Project Chariot was a 1958 US Atomic Energy Commission proposal to construct an artificial harbor at Cape Thompson on the North Slope of the U.S. state of Alaska by burying and detonating a string of nuclear explosions. The plan was championed by Edward Teller, who traveled throughout the state touting the harbor as an important economic development for America's newest state. Alaskan political leaders, newspaper editors, the state university's president, even church groups all rallied in support of the massive detonation. Opposition came from the tiny Inupiat Eskimo village of Point Hope, a few scientists engaged in environmental studies under AEC contract, and a handful of conservationists. The grassroots protest soon was picked up by organizations with national reach, such as the Wilderness Society, the Sierra Club, and Barry Commoner's Committee for Nuclear Information. In 1962, facing increased public uneasiness over the environmental risk and the potential to disrupt the lives of the Eskimos, the AEC announced that Project Chariot would be "held in abeyance." It has never been formally canceled. The history of Project Chariot is recounted in the book The Firecracker Boys by Dan O'Neill (originally published in 1994 and revised and reissued in 2007 as The Firecracker Boys: H-Bombs, Inupiat Eskimos, and the Roots of the Environmental Movement).
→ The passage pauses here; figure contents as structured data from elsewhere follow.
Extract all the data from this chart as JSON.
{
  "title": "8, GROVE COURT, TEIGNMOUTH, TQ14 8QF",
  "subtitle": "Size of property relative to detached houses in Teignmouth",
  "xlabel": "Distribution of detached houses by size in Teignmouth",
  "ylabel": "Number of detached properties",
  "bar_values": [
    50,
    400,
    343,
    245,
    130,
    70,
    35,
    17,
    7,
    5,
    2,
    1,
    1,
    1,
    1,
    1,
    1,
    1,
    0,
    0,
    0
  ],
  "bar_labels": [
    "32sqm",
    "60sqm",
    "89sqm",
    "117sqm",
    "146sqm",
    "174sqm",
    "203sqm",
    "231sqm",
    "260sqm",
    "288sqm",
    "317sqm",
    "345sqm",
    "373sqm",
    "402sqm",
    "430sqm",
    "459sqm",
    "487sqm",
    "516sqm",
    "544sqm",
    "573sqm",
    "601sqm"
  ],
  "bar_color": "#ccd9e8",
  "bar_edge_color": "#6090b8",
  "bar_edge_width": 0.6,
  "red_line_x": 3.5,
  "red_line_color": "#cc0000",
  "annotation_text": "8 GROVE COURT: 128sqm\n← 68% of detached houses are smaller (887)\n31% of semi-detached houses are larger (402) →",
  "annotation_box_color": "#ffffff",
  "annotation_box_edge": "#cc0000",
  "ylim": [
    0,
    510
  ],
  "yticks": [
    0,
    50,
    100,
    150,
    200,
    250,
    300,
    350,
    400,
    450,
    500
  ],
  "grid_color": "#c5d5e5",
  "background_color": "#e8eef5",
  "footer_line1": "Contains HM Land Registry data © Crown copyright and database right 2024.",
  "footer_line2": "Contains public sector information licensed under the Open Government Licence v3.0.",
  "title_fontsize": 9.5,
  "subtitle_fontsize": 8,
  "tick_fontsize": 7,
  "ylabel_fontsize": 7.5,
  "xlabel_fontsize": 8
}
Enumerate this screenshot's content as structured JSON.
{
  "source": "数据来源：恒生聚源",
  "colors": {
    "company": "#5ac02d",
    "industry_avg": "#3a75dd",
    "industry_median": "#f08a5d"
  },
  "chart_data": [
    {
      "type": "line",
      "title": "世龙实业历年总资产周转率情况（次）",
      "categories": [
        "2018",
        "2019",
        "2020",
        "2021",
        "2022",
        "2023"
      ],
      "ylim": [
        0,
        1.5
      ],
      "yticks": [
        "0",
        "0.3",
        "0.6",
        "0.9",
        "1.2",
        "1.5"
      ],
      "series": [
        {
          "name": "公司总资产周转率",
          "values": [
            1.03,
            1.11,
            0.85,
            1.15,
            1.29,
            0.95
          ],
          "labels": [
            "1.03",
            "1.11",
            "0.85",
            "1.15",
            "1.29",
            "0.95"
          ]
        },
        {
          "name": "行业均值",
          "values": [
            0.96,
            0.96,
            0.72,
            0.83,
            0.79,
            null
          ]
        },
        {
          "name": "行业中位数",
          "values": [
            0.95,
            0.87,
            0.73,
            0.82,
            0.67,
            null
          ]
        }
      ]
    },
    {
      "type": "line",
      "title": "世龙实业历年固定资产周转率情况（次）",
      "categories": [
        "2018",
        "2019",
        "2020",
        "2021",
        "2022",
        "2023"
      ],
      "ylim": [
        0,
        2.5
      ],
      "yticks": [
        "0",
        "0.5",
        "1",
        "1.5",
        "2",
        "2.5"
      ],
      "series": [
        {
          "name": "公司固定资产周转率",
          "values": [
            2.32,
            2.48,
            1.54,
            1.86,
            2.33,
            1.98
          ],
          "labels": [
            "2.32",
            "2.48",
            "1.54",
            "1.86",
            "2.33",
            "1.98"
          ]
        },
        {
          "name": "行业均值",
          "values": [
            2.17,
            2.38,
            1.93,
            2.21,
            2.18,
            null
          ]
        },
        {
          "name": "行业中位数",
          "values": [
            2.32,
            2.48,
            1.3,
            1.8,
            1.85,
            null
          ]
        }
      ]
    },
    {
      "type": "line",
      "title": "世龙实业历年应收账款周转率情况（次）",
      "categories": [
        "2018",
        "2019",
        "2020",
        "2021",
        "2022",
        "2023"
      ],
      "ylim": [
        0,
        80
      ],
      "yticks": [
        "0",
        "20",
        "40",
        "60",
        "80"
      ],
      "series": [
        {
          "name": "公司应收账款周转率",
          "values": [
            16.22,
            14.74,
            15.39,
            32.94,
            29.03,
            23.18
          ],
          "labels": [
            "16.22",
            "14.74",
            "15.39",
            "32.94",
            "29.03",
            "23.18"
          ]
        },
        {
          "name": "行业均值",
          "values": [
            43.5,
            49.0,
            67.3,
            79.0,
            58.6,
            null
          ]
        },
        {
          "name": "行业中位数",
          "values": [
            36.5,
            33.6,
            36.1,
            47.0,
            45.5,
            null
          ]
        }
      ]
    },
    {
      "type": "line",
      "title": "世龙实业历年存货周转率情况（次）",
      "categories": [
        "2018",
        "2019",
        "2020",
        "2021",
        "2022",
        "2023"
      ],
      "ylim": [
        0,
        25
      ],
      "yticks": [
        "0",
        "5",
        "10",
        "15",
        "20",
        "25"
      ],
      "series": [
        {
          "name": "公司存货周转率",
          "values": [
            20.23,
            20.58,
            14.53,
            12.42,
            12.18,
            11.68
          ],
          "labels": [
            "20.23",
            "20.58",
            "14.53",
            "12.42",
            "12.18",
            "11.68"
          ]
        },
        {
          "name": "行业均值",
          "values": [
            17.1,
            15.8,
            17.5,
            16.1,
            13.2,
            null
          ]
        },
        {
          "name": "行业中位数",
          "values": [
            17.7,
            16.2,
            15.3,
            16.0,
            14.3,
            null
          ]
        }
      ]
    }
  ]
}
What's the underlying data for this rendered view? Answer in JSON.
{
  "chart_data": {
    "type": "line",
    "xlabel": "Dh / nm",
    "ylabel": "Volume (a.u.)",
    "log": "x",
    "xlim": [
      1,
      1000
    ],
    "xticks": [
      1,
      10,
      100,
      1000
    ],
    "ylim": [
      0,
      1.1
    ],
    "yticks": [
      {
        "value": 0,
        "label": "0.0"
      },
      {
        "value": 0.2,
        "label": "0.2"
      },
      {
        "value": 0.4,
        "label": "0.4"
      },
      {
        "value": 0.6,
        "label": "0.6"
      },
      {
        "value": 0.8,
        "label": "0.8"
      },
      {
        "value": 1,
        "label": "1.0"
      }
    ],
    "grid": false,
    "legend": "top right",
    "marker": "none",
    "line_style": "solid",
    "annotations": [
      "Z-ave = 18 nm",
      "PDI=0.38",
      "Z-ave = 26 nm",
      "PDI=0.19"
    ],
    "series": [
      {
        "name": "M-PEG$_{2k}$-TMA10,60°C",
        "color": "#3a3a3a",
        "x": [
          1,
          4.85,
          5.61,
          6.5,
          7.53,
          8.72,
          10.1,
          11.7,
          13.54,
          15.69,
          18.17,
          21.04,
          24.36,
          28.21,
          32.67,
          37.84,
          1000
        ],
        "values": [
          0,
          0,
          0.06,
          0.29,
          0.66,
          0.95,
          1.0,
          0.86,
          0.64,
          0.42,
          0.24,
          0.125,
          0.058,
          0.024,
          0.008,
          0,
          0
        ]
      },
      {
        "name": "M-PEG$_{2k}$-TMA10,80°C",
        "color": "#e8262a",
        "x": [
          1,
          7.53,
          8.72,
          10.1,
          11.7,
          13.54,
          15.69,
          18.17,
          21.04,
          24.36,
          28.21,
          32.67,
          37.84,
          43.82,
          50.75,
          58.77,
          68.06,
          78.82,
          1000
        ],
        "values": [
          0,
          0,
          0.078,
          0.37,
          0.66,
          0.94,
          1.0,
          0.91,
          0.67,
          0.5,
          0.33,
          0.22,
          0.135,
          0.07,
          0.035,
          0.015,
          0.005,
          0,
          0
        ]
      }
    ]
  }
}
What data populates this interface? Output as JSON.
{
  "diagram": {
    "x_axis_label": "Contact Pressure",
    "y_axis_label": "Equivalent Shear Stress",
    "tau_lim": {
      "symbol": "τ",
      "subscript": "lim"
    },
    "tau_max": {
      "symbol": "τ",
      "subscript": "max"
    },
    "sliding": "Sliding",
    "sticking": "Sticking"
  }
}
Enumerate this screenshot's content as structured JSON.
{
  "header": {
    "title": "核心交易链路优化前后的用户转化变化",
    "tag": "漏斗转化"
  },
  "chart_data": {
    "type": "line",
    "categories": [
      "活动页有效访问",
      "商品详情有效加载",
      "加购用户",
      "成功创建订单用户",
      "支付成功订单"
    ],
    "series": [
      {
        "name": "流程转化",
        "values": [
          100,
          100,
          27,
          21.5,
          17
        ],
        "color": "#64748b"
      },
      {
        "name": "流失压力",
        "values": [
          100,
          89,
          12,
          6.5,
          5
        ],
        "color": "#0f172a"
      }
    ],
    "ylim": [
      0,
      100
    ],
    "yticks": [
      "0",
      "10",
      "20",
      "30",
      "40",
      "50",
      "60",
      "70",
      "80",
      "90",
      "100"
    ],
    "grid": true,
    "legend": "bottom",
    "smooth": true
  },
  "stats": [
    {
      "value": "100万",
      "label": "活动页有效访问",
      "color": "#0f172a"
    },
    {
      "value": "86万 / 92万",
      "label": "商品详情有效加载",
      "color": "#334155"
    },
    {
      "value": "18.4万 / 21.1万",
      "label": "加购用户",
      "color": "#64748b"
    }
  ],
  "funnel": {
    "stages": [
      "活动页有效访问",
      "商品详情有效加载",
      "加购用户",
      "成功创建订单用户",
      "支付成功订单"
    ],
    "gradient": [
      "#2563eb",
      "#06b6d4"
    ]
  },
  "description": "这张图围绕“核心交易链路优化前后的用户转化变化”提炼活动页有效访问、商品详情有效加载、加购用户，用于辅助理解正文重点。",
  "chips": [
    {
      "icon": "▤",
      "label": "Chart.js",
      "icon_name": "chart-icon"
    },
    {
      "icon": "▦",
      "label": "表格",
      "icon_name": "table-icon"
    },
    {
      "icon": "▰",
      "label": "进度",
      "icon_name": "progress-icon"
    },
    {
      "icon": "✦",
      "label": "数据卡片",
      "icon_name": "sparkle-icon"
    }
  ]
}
In addition to the objections of the local population, no practical use of such a harbor was ever identified. The environmental studies commissioned by the AEC suggested that radioactive contamination from the proposed blast could adversely affect the health and safety of the local people, whose livelihoods were based on hunting animals. The investigations noted that radiation from world-wide fallout was moving with unusual efficiency up the food chain in the Arctic, from lichen (a tundra plant), to caribou (which fed on lichen), to man (for whom caribou was a primary food source). The political implications of detonating a nuclear explosion in Northwest Alaska, virtually on the doorstep of the Soviet Union, may also have had an effect on the project's abandonment.

Although the detonation never occurred, the site was radioactively contaminated by an experiment to estimate the effect on water sources of radioactive ejecta landing on tundra plants and subsequently washed down and carried away by rains. Material from a 1962 nuclear explosion at the Nevada Test Site was transported to the Chariot site in August 1962, used in several experiments, then buried. Thirty years later, the disposal was discovered in archival documents by a University of Alaska researcher. State officials immediately traveled to the, site and found low levels of radioactivity at a depth of two feet (60 cm) in the burial mound. Outraged residents of the Inupiat village of Point Hope demanded the removal of the contaminated soil, which the government did at considerable expense.